Lompat ke konten

Laut Bercerita: Bagaimana Kata-Kata Menjadikan Roh Berbadan Kekal

Sumber gambar: https://www.gramedia.com/best-seller/resensi-novel-laut-bercerita-karya-leila-s-chudori/
Oleh: Putri Gemilang Hutajulu*

Judul : Laut Bercerita
Penulis : Leila S. Chudori
Cetakan Pertama : Oktober 2017
Penerbit : Kepustakaan Populer Gramedia
ISBN : 978-602-424-694-5
Jumlah Halaman : 379 Halaman

Matilah Engkau Mati, Kau akan Lahir Berkali-Kali…
Frasa tersebutlah yang menyambut saya ketika membaca buku ini untuk pertama kali, Laut Bercerita atau judul bahasa Inggrisnya dikenal dengan The Sea Speaks His Name. Saat pertama kali membaca kalimat tersebut, tepat pada bagian prolog, saya langsung disambangi oleh pertanyaan, “kira-kira apa yang dimaksud dengan lahir berkali-kali?” Namun, setelah membaca prolog, saya berasumsi, ia lahir berkali-kali oleh kenangan.
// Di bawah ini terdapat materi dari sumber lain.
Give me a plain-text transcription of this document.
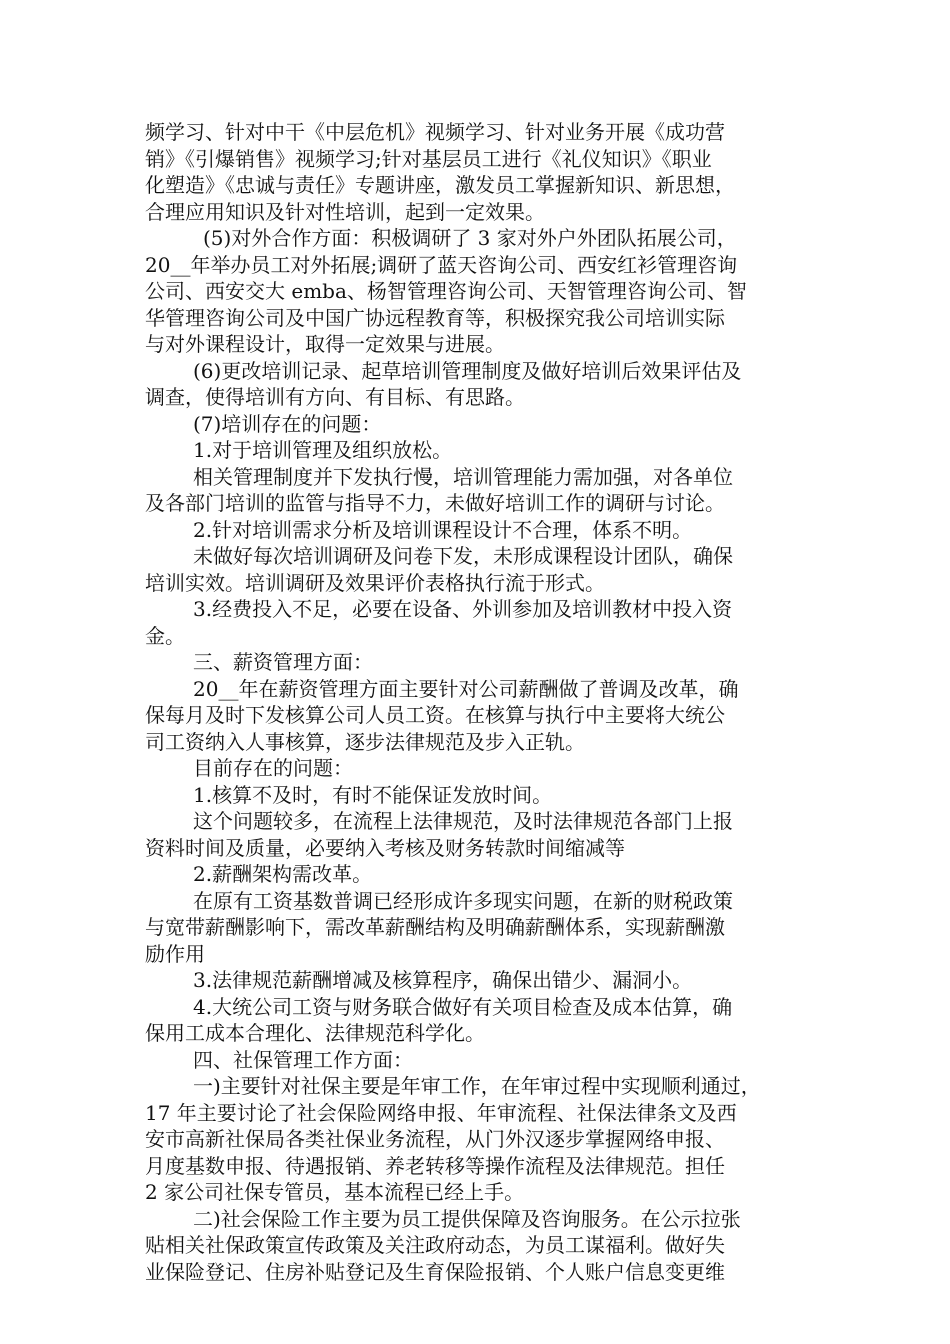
频学习、针对中干《中层危机》视频学习、针对业务开展《成功营

销》《引爆销售》视频学习;针对基层员工进行《礼仪知识》《职业

化塑造》《忠诚与责任》专题讲座，激发员工掌握新知识、新思想，

合理应用知识及针对性培训，起到一定效果。

(5)对外合作方面：积极调研了 3 家对外户外团队拓展公司，

20__年举办员工对外拓展;调研了蓝天咨询公司、西安红衫管理咨询

公司、西安交大 emba、杨智管理咨询公司、天智管理咨询公司、智

华管理咨询公司及中国广协远程教育等，积极探究我公司培训实际

与对外课程设计，取得一定效果与进展。

(6)更改培训记录、起草培训管理制度及做好培训后效果评估及

调查，使得培训有方向、有目标、有思路。

(7)培训存在的问题：

1.对于培训管理及组织放松。

相关管理制度并下发执行慢，培训管理能力需加强，对各单位

及各部门培训的监管与指导不力，未做好培训工作的调研与讨论。

2.针对培训需求分析及培训课程设计不合理，体系不明。

未做好每次培训调研及问卷下发，未形成课程设计团队，确保

培训实效。培训调研及效果评价表格执行流于形式。

3.经费投入不足，必要在设备、外训参加及培训教材中投入资

金。

三、薪资管理方面：

20__年在薪资管理方面主要针对公司薪酬做了普调及改革，确

保每月及时下发核算公司人员工资。在核算与执行中主要将大统公

司工资纳入人事核算，逐步法律规范及步入正轨。

目前存在的问题：

1.核算不及时，有时不能保证发放时间。

这个问题较多，在流程上法律规范，及时法律规范各部门上报

资料时间及质量，必要纳入考核及财务转款时间缩减等

2.薪酬架构需改革。

在原有工资基数普调已经形成许多现实问题，在新的财税政策

与宽带薪酬影响下，需改革薪酬结构及明确薪酬体系，实现薪酬激

励作用

3.法律规范薪酬增减及核算程序，确保出错少、漏洞小。

4.大统公司工资与财务联合做好有关项目检查及成本估算，确

保用工成本合理化、法律规范科学化。

四、社保管理工作方面：

一)主要针对社保主要是年审工作，在年审过程中实现顺利通过，

17 年主要讨论了社会保险网络申报、年审流程、社保法律条文及西

安市高新社保局各类社保业务流程，从门外汉逐步掌握网络申报、

月度基数申报、待遇报销、养老转移等操作流程及法律规范。担任

2 家公司社保专管员，基本流程已经上手。

二)社会保险工作主要为员工提供保障及咨询服务。在公示拉张

贴相关社保政策宣传政策及关注政府动态，为员工谋福利。做好失

业保险登记、住房补贴登记及生育保险报销、个人账户信息变更维
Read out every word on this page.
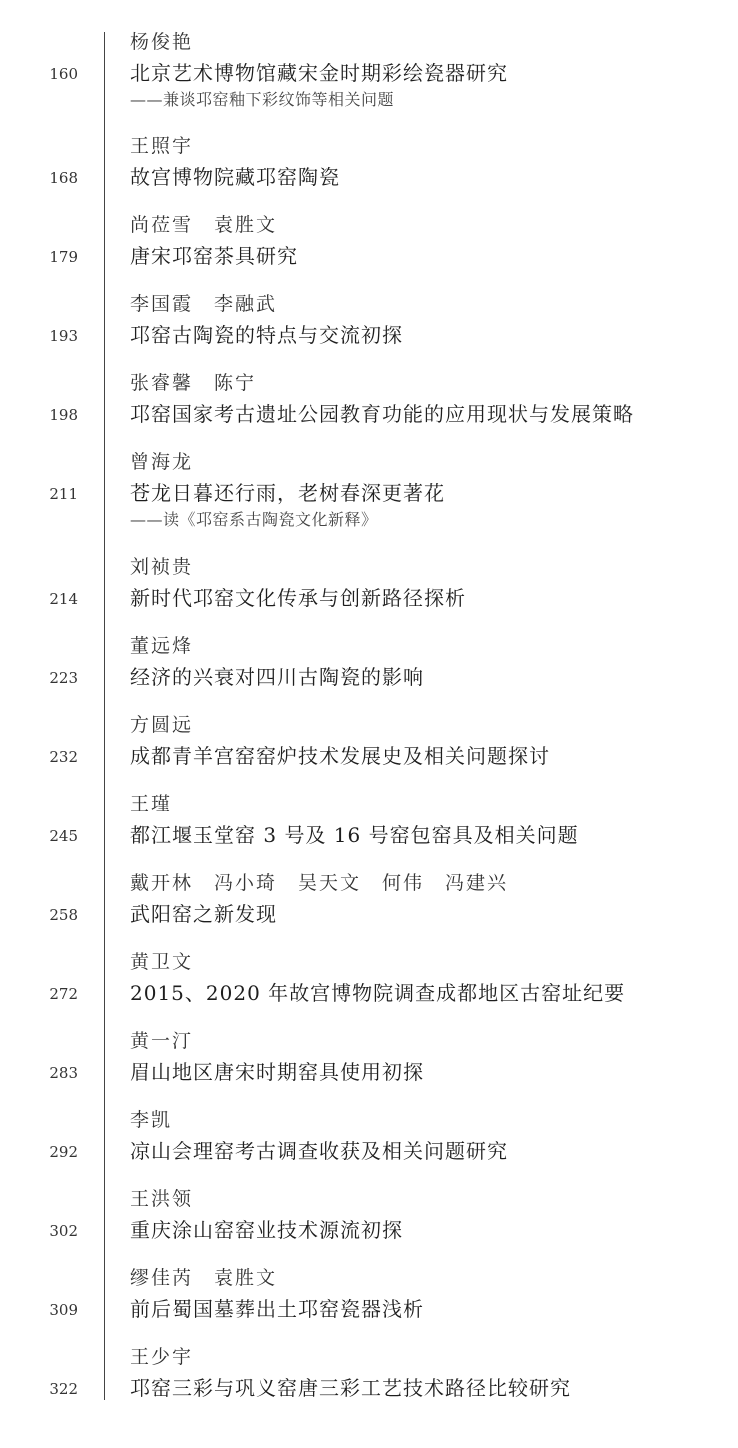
杨俊艳
160	北京艺术博物馆藏宋金时期彩绘瓷器研究
——兼谈邛窑釉下彩纹饰等相关问题
王照宇
168	故宫博物院藏邛窑陶瓷
尚莅雪　袁胜文
179	唐宋邛窑茶具研究
李国霞　李融武
193	邛窑古陶瓷的特点与交流初探
张睿馨　陈宁
198	邛窑国家考古遗址公园教育功能的应用现状与发展策略
曾海龙
211	苍龙日暮还行雨，老树春深更著花
——读《邛窑系古陶瓷文化新释》
刘祯贵
214	新时代邛窑文化传承与创新路径探析
董远烽
223	经济的兴衰对四川古陶瓷的影响
方圆远
232	成都青羊宫窑窑炉技术发展史及相关问题探讨
王瑾
245	都江堰玉堂窑 3 号及 16 号窑包窑具及相关问题
戴开林　冯小琦　吴天文　何伟　冯建兴
258	武阳窑之新发现
黄卫文
272	2015、2020 年故宫博物院调查成都地区古窑址纪要
黄一汀
283	眉山地区唐宋时期窑具使用初探
李凯
292	凉山会理窑考古调查收获及相关问题研究
王洪领
302	重庆涂山窑窑业技术源流初探
缪佳芮　袁胜文
309	前后蜀国墓葬出土邛窑瓷器浅析
王少宇
322	邛窑三彩与巩义窑唐三彩工艺技术路径比较研究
Laut Bercerita menyajikan latar hilangnya 13 orang mahasiswa dalam tragedi 1998 dengan dua buah point of view dalam rangkaian kisahnya. Dari sang tokoh utama, Biru Laut dan juga dari sisi pandangan adiknya Asmara Jati. Biru Laut, atau yang sering disapa Laut memutuskan bergabung dengan Winatra, perkumpulan mahasiswa aktivis yang ingin mendobrak keadilan atas rezim diktator kala itu. Mereka bertukar pikiran dan menyatukan tujuan yang sama di dalamnya. Semua hal diawali di Seyegan pada tahun 1991, ketika kelompok mahasiswa ini mulai mencari sekretariat baru sebagai tempat mereka membahas karya-karya yang dianggap kiri pada masa itu, seperti karya milik Pram ataupun milik Rendra. Kala itu, di Yogya, sedang ramai-ramainya pemuda ditangkap hanya karena mendiskusikan buku-buku terlarang tersebut. Katanya, mereka dianggap sebagai ancaman yang ingin merobohkan rezim kala itu.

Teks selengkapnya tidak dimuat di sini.